Brasília – O procurador-geral da República, Paulo Gonet, enviou ao Supremo Tribunal Federal (STF) parecer favorável à manutenção dos decretos que elevaram o Imposto sobre Operações Financeiras (IOF) em janeiro, assinados pelo presidente Luiz Inácio Lula da Silva (PT). O documento, datado de 7 de julho de 2026, sustenta que as normas presidenciais são constitucionais e que o decreto legislativo aprovado pelo Congresso, que suspendeu os reajustes, deve ser considerado inconstitucional.
Exceção constitucional
No texto, Gonet afirma que a própria Constituição estabelece o IOF como uma exceção à regra que exige autorização do Legislativo para alterar alíquotas de tributos. Segundo ele, o imposto tem caráter extrafiscal, atuando como instrumento de política econômica e não apenas como fonte de arrecadação.
O parecer recorda precedentes do STF que dispensam a apresentação, no corpo do decreto, da justificativa econômica para a mudança da alíquota. De acordo com a Procuradoria-Geral da República (PGR), essa motivação pode ser demonstrada nos documentos que antecederam a edição da norma ou no processo administrativo que a originou.
Ações em julgamento
Quatro medidas tramitam na Corte sobre o tema. O Partido Liberal (PL) questiona a validade dos decretos presidenciais. União Brasil e Republicanos pedem que o STF reconheça a legalidade do decreto legislativo que barrou o aumento. Já o PSOL pleiteia a anulação desse mesmo ato do Congresso, enquanto a Advocacia-Geral da União (AGU) defende, ao lado da PGR, a manutenção dos decretos de Lula.

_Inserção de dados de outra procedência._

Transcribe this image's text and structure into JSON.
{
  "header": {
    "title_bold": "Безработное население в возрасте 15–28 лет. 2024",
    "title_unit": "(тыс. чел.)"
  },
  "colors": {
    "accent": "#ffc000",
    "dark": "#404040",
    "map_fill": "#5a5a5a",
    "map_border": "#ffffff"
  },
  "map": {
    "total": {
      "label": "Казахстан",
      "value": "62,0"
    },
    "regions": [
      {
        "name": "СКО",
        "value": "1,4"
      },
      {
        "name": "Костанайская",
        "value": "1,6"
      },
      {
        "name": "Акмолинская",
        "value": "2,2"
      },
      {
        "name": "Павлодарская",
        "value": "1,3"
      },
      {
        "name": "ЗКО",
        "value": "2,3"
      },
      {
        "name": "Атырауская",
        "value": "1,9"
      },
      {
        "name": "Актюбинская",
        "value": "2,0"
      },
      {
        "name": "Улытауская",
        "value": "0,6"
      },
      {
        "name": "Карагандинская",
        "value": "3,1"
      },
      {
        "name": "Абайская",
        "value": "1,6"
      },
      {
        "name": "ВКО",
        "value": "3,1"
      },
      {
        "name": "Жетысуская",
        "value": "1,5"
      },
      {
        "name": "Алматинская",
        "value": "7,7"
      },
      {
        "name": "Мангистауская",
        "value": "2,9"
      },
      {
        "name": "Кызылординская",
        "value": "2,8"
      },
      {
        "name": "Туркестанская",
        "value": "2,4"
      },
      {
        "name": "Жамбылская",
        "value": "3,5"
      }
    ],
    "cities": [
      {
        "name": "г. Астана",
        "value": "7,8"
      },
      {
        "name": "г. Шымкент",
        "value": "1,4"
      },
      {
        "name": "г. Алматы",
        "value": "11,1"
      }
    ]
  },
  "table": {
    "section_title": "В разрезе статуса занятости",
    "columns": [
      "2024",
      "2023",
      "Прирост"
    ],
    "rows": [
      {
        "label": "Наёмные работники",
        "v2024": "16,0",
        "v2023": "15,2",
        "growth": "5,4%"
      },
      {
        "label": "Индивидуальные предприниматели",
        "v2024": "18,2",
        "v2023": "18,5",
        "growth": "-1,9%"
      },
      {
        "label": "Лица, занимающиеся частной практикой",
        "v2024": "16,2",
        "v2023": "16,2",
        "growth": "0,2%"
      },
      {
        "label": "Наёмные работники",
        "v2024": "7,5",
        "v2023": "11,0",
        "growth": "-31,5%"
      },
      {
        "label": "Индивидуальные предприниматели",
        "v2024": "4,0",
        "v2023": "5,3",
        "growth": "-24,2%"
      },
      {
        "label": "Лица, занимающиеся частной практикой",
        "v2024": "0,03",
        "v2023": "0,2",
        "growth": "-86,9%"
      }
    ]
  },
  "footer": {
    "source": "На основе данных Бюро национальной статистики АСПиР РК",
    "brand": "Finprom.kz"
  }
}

Relatoria de Alexandre de Moraes
O ministro Alexandre de Moraes, relator das ações, já se manifestou a favor da elevação do IOF, mas excluiu da cobrança a equiparação do chamado “risco sacado” a operações de crédito. Nessa modalidade, um fornecedor antecipa recebíveis junto a um banco e, no vencimento, a empresa compradora quita a dívida diretamente com a instituição financeira.
Para Gonet, mesmo essa operação deve ser alcançada pelo imposto, pois “realiza, em sua substância, função econômica de antecipação de recursos e financiamento”, não configurando extrapolação do poder regulamentar que autorizaria a intervenção do Congresso.
A decisão final caberá ao plenário do STF, ainda sem data marcada para julgamento.